Despite its coarser consistency, rye flour can be used as a substitute for spelt flour, but only if you mix it with other flours to produce a lighter taste and finer texture.
11. Quinoa Flour
Quinoa flour is made from ground quinoa seeds which contain a slightly nutty flavor.
It’s best used when mixed with other flours to produce a lighter taste and texture, but it does work well as a substitute for spelt if you don’t mind the coarser consistency.
Quinoa flour is best used in recipes that call for spelt flour if you want the same results.
What Does Spelt Flour Taste Like?
Spelt flour has a sweeter, nuttier flavor than whole wheat or most other types of brown flour.
It’s especially good for baking since it also has a slightly finer texture than other types of whole wheat flour.
That being said, spelt flour is often used in many recipes if you want to give your baked goods a lighter taste and finer texture without having to use any specialized ingredients.
Is Spelt Flour the Same as Whole Wheat Flour?
Spelt and whole wheat flour are often used interchangeably since they’re both made from the same kernel and have very similar textures and tastes.

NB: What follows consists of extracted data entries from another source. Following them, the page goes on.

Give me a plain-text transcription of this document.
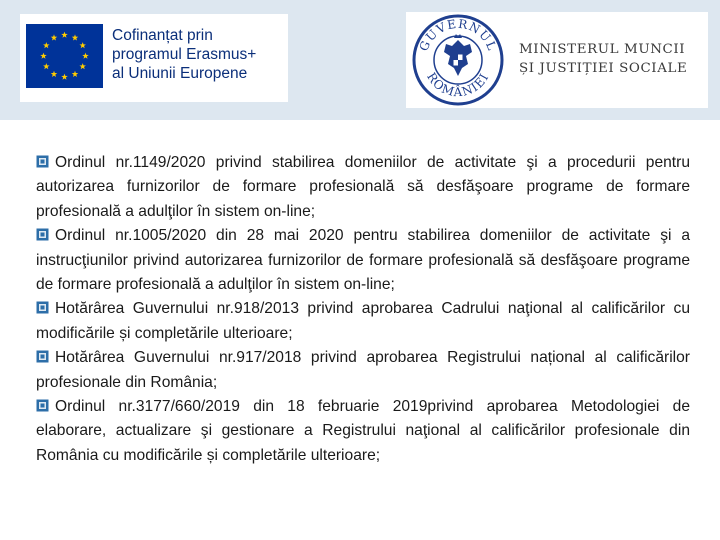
Cofinanțat prin
programul Erasmus+
al Uniunii Europene
GUVERNUL
ROMÂNIEI
MINISTERUL MUNCII
ȘI JUSTIȚIEI SOCIALE

Ordinul nr.1149/2020 privind stabilirea domeniilor de activitate şi a procedurii pentru autorizarea furnizorilor de formare profesională să desfăşoare programe de formare profesională a adulţilor în sistem on-line;

Ordinul nr.1005/2020 din 28 mai 2020 pentru stabilirea domeniilor de activitate şi a instrucţiunilor privind autorizarea furnizorilor de formare profesională să desfăşoare programe de formare profesională a adulţilor în sistem on-line;

Hotărârea Guvernului nr.918/2013 privind aprobarea Cadrului naţional al calificărilor cu modificările și completările ulterioare;

Hotărârea Guvernului nr.917/2018 privind aprobarea Registrului național al calificărilor profesionale din România;

Ordinul nr.3177/660/2019 din 18 februarie 2019privind aprobarea Metodologiei de elaborare, actualizare şi gestionare a Registrului naţional al calificărilor profesionale din România cu modificările și completările ulterioare;
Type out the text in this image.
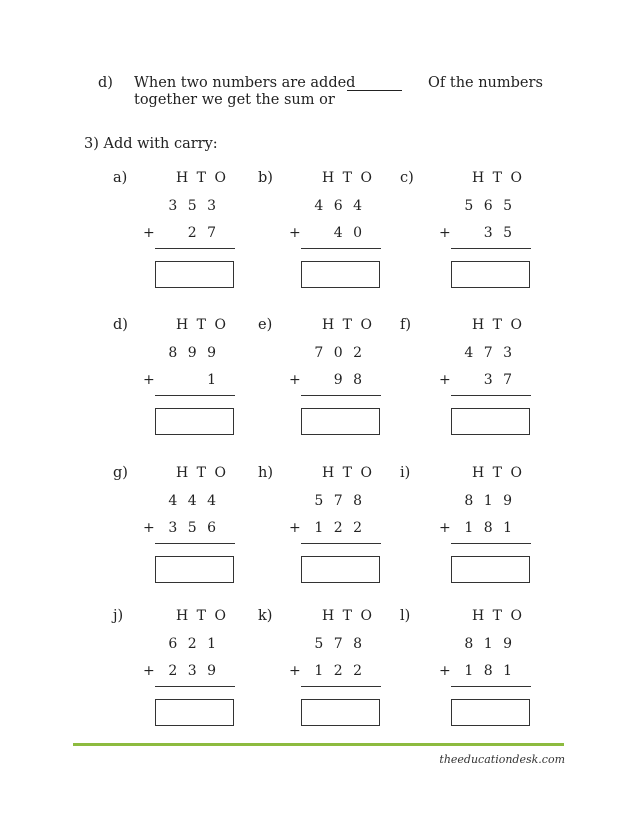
d) When two numbers are added	Of the numbers
together we get the sum or
3) Add with carry:
a)	H T O
3 5 3
+ 2 7
b)	H T O
4 6 4
+ 4 0
c)	H T O
5 6 5
+ 3 5
d)	H T O
8 9 9
+	1
e)	H T O
7 0 2
+ 9 8
f)	H T O
4 7 3
+ 3 7
g)	H T O
4 4 4
+ 3 5 6
h)	H T O
5 7 8
+ 1 2 2
i)	H T O
8 1 9
+ 1 8 1
j)	H T O
6 2 1
+ 2 3 9
k)	H T O
5 7 8
+ 1 2 2
l)	H T O
8 1 9
+ 1 8 1
theeducationdesk.com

However, spelt flour has a slightly lighter consistency than whole wheat which makes it better at producing a finer texture in baked goods without making them too dense.
Can I Use Plain Flour Instead of Spelt Flour?
You can substitute plain flour for spelt flour in most recipes, but the results may be different and you’ll need to experiment with how much you use.
That being said, using plain white or whole wheat flour should work just fine as a substitute for spelt when baking since they both have similar textures when used alone.
What to Add to Spelt Flour to Make It Self-Raising?
You can use baking powder to make spelt flour self-raising, but it won’t rise as much as you would expect if you were using regular all-purpose flour.
What’s the Difference Between Spelt Flour and Other Flours?
Spelt flour differs from other types of wheat flour like whole wheat flour because it contains less gluten than regular whole wheat. However, it can be used in place of whole wheat flour in most recipes.
Spelt also contains less protein than other types of wheat, which allows it to produce baked goods that are lighter and fluffier than those made with regular wheat flour.
This is why many people who cut out gluten from their diets choose spelt over any other type of flour.
We hope you enjoyed this list of substitutes for spelt flour and that it helped you find a new favorite. Let us know which one is your favorite!